Po wcześniejszym wpisie wybralismy się rodzinką na spacer. Najstarsza latorośł została w domu, ponieważ się dopiero obudziła (13.00) Maleństwo 10-letnie wzieło rower, a My z mężem wygodne buty i w drogę. Doszliśmy do Agrykoli gdy zaczeło kropić. Schowaliśmy się pod parasolami i przeczekaliśmy kapeczkę. Było tak miło , cicho zupełnie jak nie w Warszawie. Gdy wyszło słonko udaliśmy w stronę pominka Sapera gdy zauważyłam chmurę. Ostrzegłam rodzinkę , ale uznaliśmy że zdążymy i tu ni z gruchy ni z pietruchy oberwała się chmura. Dolecieliśmy do najbliższego drzewa i czekaliśmy aż przestanie . Mój mąż stanął na murku ja zaś stałam na chodniku. W pewnym momęcie zobaczyłam rzekę płynącą chodnikiem... a ja w niej po łydki. Zdjełam buty bo mi było ich szkoda i tak bosonoga czekałam z rodzinką aż przestanie padać. Po kilku minutach ustała ulewa. Nie zakładająć butów , mokrzy ale uśmiechnięci szliśmy do domu i nagle nogi mi sie rozjechały i bach na kolana. Bose sotpy rozjechały się na białej lini odzielającej ścieżkę rowerową od chodnika.Mąż stanął jak wryty bo byłam przy nim a tu nagle leżę. Podnioslam się z ziemi przy jego pomocy jęcząc i śmiejąć się z bólu . Dalszą drogę kuśtykając pokonałam na bosaka, mając przy tym masaż stóp gratis( niektóre odcinki były po małym żwirku)....
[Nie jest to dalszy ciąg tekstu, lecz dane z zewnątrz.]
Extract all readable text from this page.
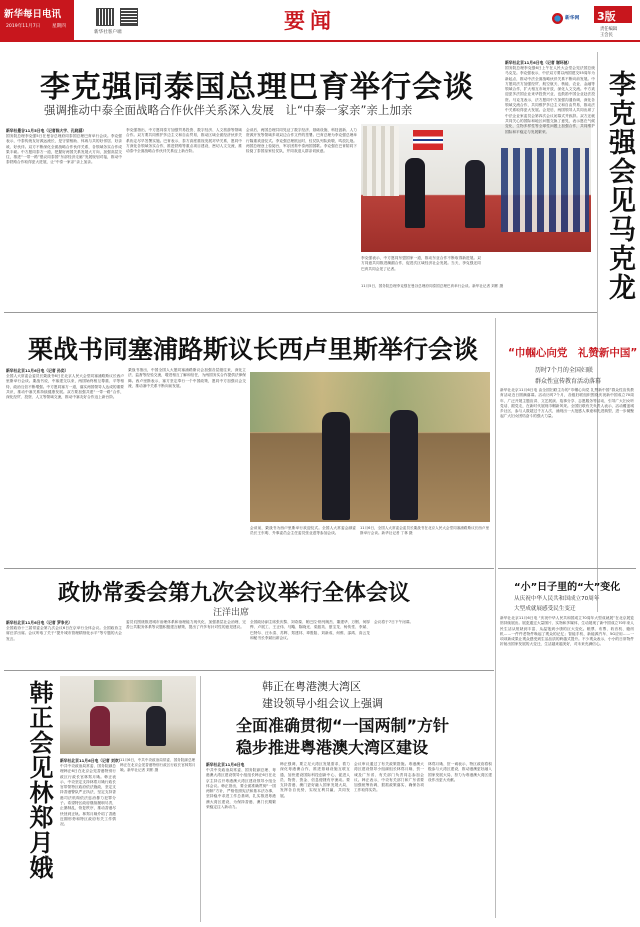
新华每日电讯
2019年11月7日	星期四
新华社客户端	要闻	新华网 3版
责任编辑
王会民
李克强同泰国总理巴育举行会谈
强调推动中泰全面战略合作伙伴关系深入发展　让“中泰一家亲”亲上加亲
新华社曼谷11月5日电（记者陈大宇、孔晓涵）
国务院总理李克强5日在曼谷总理府同泰国总理巴育举行会谈。李克强表示，中泰传统友好源远流长，是守望相助、休戚与共的好邻居、好亲戚、好伙伴。双方不断深化全面战略合作伙伴关系，各领域务实合作成果丰硕。中方愿同泰方一道，把握好两国关系发展大方向，加强高层交往，推进“一带一路”倡议同泰国“东部经济走廊”发展规划对接，推动中泰铁路合作取得更大进展，让“中泰一家亲”亲上加亲。
李克强指出，中方愿同泰方加强贸易投资、数字经济、人文旅游等领域合作。双方要共同维护多边主义和自由贸易，推动区域全面经济伙伴关系协定尽早签署实施。巴育表示，泰方高度重视发展对华关系，愿同中方深化各领域务实合作，推进铁路等重点项目建设，密切人文交流，推动泰中全面战略合作伙伴关系迈上新台阶。
会谈后，两国总理共同见证了数字经济、基础设施、科技创新、人力资源开发等领域多项双边合作文件的签署。巴育总理为李克强总理举行隆重欢迎仪式。李克强总理抵达时，仪仗队列队致敬，鸣放礼炮。两国总理登上检阅台，军乐团奏中泰两国国歌。李克强在巴育陪同下检阅了泰国皇家仪仗队，并同欢迎人群亲切致意。
李克强表示，中方愿同东盟国家一道，推动东亚合作不断取得新进展。双方同意共同推进澜湄合作，促进次区域经济社会发展。当天，李克强还同巴育共同会见了记者。
11月5日，国务院总理李克强在曼谷总理府同泰国总理巴育举行会谈。新华社记者 刘彬 摄	李克强会见马克龙
新华社北京11月6日电（记者 谢环驰）
国务院总理李克强6日上午在人民大会堂会见法国总统马克龙。李克强表示，中法双方要以两国建交55周年为新起点，推动中法全面战略伙伴关系不断向前发展。中方愿同法方加强经贸、航空航天、核能、农业、金融等领域合作，扩大相互市场开放，深化人文交流。中方欢迎更多法国企业来华投资兴业，也鼓励中国企业赴法投资。马克龙表示，法方愿同中方加强沟通协调，深化各领域交流合作，共同维护多边主义和自由贸易，推动法中关系取得更大发展。会见后，两国领导人共同出席了中法企业家委员会第四次会议闭幕式并致辞。双方还就共同关心的国际和地区问题交换了意见，表示愿在气候变化、生物多样性等全球性问题上加强合作，共同维护国际和平稳定与发展繁荣。
栗战书同塞浦路斯议长西卢里斯举行会谈
新华社北京11月6日电（记者 孙奕）
全国人大常委会委员长栗战书6日在北京人民大会堂同塞浦路斯议长西卢里斯举行会谈。栗战书说，中塞建交以来，两国始终相互尊重、平等相待，政治互信不断增强。中方愿同塞方一道，落实两国领导人达成的重要共识，推动中塞关系持续健康发展。双方要加强共建“一带一路”合作，深化经贸、投资、人文等领域交流，推动中塞友好合作迈上新台阶。
栗战书指出，中国全国人大愿同塞浦路斯议会加强各层级往来，深化立法、监督等经验交流，增进相互了解和信任，为两国务实合作提供法律保障。西卢里斯表示，塞方坚定奉行一个中国政策，愿同中方加强议会交流，推动塞中关系不断向前发展。
11月6日，全国人大常委会委员长栗战书在北京人民大会堂同塞浦路斯议长西卢里斯举行会谈。新华社记者 丁林 摄
会谈前，栗战书为西卢里斯举行欢迎仪式。全国人大常委会副委员长王东明、外事委员会主任委员张业遂等参加会谈。
“巾帼心向党　礼赞新中国”
历时7个月的全国妇联
群众性宣传教育活动落幕
新华社北京11月6日电 由全国妇联主办的“巾帼心向党 礼赞新中国”群众性宣传教育活动近日圆满落幕。活动历时7个月，各级妇联组织围绕庆祝新中国成立70周年，广泛开展主题宣讲、文艺展演、故事分享、志愿服务等活动，引导广大妇女听党话、跟党走，在新时代展现巾帼新风采。全国妇联有关负责人表示，活动覆盖城乡社区，参与人数超过千万人次，涌现出一大批感人事迹和先进典型，进一步凝聚起广大妇女团结奋斗的强大力量。
“小”日子里的“大”变化
从庆祝中华人民共和国成立70周年
大型成就展感受民生变迁
新华社北京11月6日电 “庆祝中华人民共和国成立70周年大型成就展”在北京展览馆持续展出。展览通过大量图片、实物和多媒体，生动展现了新中国成立70年来人民生活从短缺到丰富、从温饱到小康的巨大变化。粮票、布票、收音机、缝纫机……一件件老物件唤起了观众的记忆；智能手机、新能源汽车、5G应用……一项项新成果让观众感受到生活品质的跨越式提升。不少观众表示，小小的日常物件折射出国家发展的大变迁，生活越来越美好，对未来充满信心。
政协常委会第九次会议举行全体会议
汪洋出席
新华社北京11月6日电（记者 罗争光）
全国政协十三届常委会第九次会议6日在京举行全体会议。全国政协主席汪洋出席。会议听取了关于“提升城市管理精细化水平”等专题的大会发言。
委员们围绕推进城市治理体系和治理能力现代化、加强基层社会治理、完善公共服务体系等议题积极建言献策，提出了许多有针对性的意见建议。
全国政协副主席张庆黎、刘奇葆、帕巴拉·格列朗杰、董建华、万钢、何厚铧、卢展工、王正伟、马飚、陈晓光、梁振英、夏宝龙、杨传堂、李斌、巴特尔、汪永清、苏辉、郑建邦、辜胜阻、刘新成、何维、邵鸿、高云龙和秘书长李斌出席会议。
会议将于7日下午闭幕。
韩正会见林郑月娥	新华社北京11月6日电（记者 刘欢）
中共中央政治局常委、国务院副总理韩正6日在北京会见香港特别行政区行政长官林郑月娥。韩正表示，中央坚定支持林郑月娥行政长官带领特区政府依法施政，坚定支持香港警队严正执法，坚定支持香港司法机构依法惩治暴力犯罪分子。希望特区政府继续履职尽责，止暴制乱，恢复秩序，推动香港尽快回到正轨。林郑月娥介绍了香港近期形势和特区政府有关工作情况。
11月6日，中共中央政治局常委、国务院副总理韩正在北京会见香港特别行政区行政长官林郑月娥。新华社记者 刘彬 摄
韩正在粤港澳大湾区
建设领导小组会议上强调
全面准确贯彻“一国两制”方针
稳步推进粤港澳大湾区建设
新华社北京11月6日电
中共中央政治局常委、国务院副总理、粤港澳大湾区建设领导小组组长韩正6日在北京主持召开粤港澳大湾区建设领导小组全体会议。韩正指出，要全面准确贯彻“一国两制”方针，严格依照宪法和基本法办事，坚持稳中求进工作总基调，扎实推进粤港澳大湾区建设，为保持香港、澳门长期繁荣稳定注入新动力。
韩正强调，要立足大湾区发展需求，着力深化粤港澳合作，推进基础设施互联互通，加快建设国际科技创新中心，促进人员、物资、资金、信息便捷有序流动。要支持香港、澳门更好融入国家发展大局，发挥各自优势，实现互利共赢、共同发展。
会议审议通过了有关政策措施。粤港澳大湾区建设领导小组副组长林郑月娥、贺一诚及广东省、有关部门负责同志参加会议。韩正表示，中央有关部门和广东省要加强统筹协调，狠抓政策落实，确保各项工作取得实效。
林郑月娥、贺一诚表示，特区政府将积极参与大湾区建设，推动港澳更好融入国家发展大局，努力为粤港澳大湾区建设作出更大贡献。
I tak z wielkimi wspomnieniami i obdartym jak dzieciak kolanem kończę weekend.
haniad28
8 maja 2012, 08:56Przyjemny spacer, trochę bolesny, ale wróciliście szczęśliwi, to najważniejsze! ;)
KaSia1910
6 maja 2012, 19:38oj ty biedna, dobrze, że się nie połmałaś. Teraz mężu musi się dobrze tobą opiekować, pozdrawiam
ania9993
6 maja 2012, 18:45to niezla przygoda:)
minkaaa
6 maja 2012, 18:20Czasami a szczególnie gdy deszcz mnie złapie a ja jestem w nowych butach to idę boso na ochotnika i lubię to.Też potrafię fiknąć na prostej drodze a mężuś zawsze mówi że mam to po mamusi ;)Miłego dnia
Siwa79
6 maja 2012, 17:20Bomba:)Coś jak bym siebie widziała......Mnie zawsze małżon powtarza,że ja to takie chodzące siedem nieszczęść jestem;)a córek podobno ma to po mnie:)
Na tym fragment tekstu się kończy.